Blurb & Info
Kira Navárez dreamed of life on new worlds. Now she’s awakened a nightmare. During a routine survey mission on an uncolonized planet, Kira finds an alien relic. At first she’s delighted, but elation turns to terror when the ancient dust around her begins to move.
As war erupts among the stars, Kira is launched into a galaxy-spanning odyssey of discovery and transformation. First contact isn’t at all what she imagined, and events push her to the very limits of what it means to be human.
While Kira faces her own horrors, Earth and its colonies stand upon the brink of annihilation.

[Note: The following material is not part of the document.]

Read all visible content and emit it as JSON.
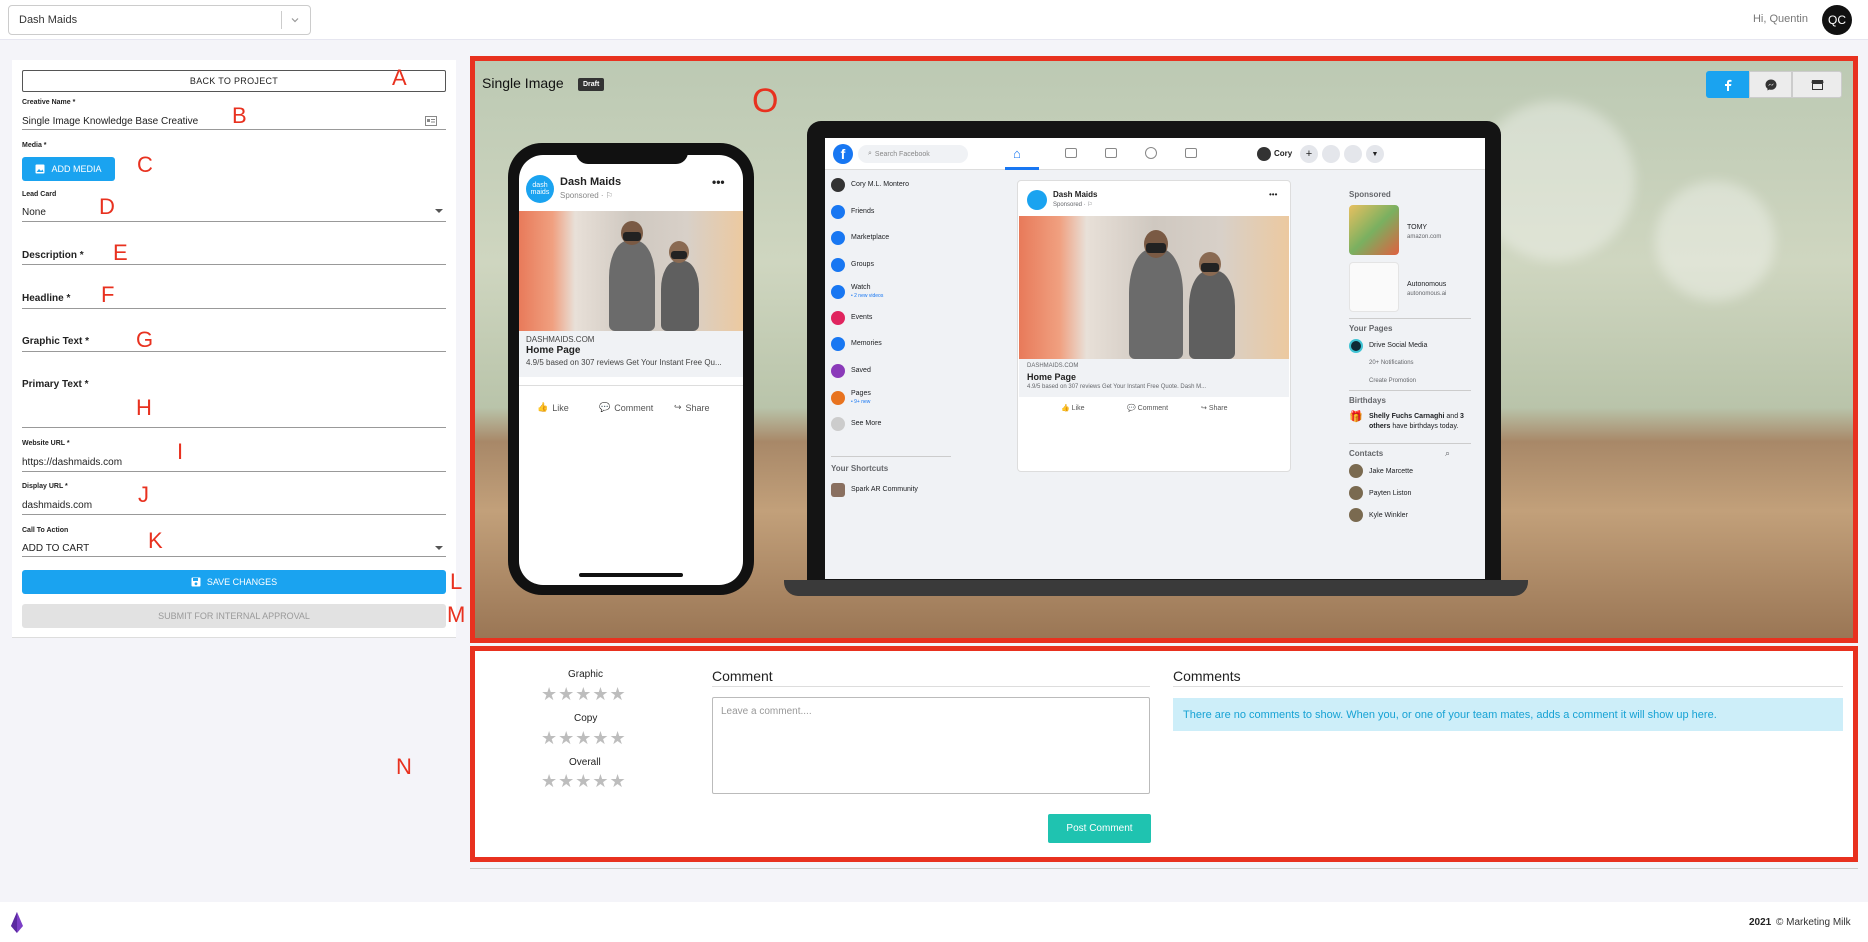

Now, Kira might be humanity’s greatest and final hope…
Published: September 15, 2020
Publisher: Tor Books
Series: Fractalverse #1
Content Warnings: body horror, violence, some sensuality and profanity
As a kid, I really loved Eragon, which was Paolini’s first book — first published in 2001, when Paolini was 19 years old! As an adult, I fell out of love with Eragon and the Inheritance Cycle overall because I found it clichéd and predictable. I was surprised when I heard the news that Paolini was turning his attention from fantasy to science fiction, and that he had (over the course of almost a decade) written a new book, the start of a new series. I won a copy of To Sleep in a Sea of Stars in an Instagram giveaway, and it sat on my shelf for half a year (in spite of it being a pick for my 2021 A to Z Reading Challenge) before Sarah @ Suits of Stories and I selected it for one of our buddy reads.
Eragon was an homage to classic fantasy like The Lord of the Rings (J. R. R. Tolkien) and The Dragonriders of Pern (Anne McCaffrey) that, to me, felt too derivative of its source material. You could tell it was written with love, but it lacked that oomph of originality. I smiled at the Heinlein reference in this new book (I grew up reading Tunnel in the Sky and Have Space Suit — Will Travel), but overall To Sleep in a Sea of Stars feels very nostalgic without quite giving the sensation that I’m trapped in a quagmire of old tropes and plotlines I’ve read before.
But it was a near thing.
If you’re not very familiar with science fiction and all of its associated tropes and plotlines, I would say you’re going to enjoy this book. It has a lot of good qualities! It’s an action-packed adventure with a found family dynamic that is incredibly readable; the style of writing is very accessible and easy to understand, and the “science-y” bits of the science fiction won’t leave your head spinning.
I really enjoyed the world-building and creature design. The Jellies (an alien species) using a scent-based language was absolutely novel to me, and I loved all of the different human factions, especially the Entropists — they pursue knowledge above all else and are most easily summarized as “tech monks.” There is some commentary on colonialism in the book, where the planet Earth is seen as the most important planet and all planets outside our solar system live in a state of semi-tyranny under colonial governments, but it isn’t the main focus of the plot. A sapphic couple are prominent secondary characters, but the main romance features a cishet couple.
That said, if you do read a lot of sci-fi, you’re not going to find any breathtakingly original material here. “Save humanity from the aliens” isn’t exactly a new plot in this genre, and nothing about To Sleep in a Sea of Stars really knocked me off my feet and kept me guessing. It feels like a very genre-standard science fiction novel. Also, the way this book was written made it seem absolutely perfect for a film adaptation — and, apparently, I’m not the only person to think this, because the rights to the film have been optioned by Snoot Entertainment and Made Up Stories.
Kira, the main character, is hard to root for at first. She spends the first quarter of the book being buffeted from one thing to another, unable to show off any real agency. Once you get past that, she starts to blossom as a character and realize her full potential. Neither Sarah nor I were fans of her attraction and subsequent romantic relationship with one of the male characters; the chemistry felt forced and even a bit out of place, considering the potential extinction of the human race that was looming on the horizon. The ending felt very rushed. Overall, though this is a good book, it’s far from spectacular.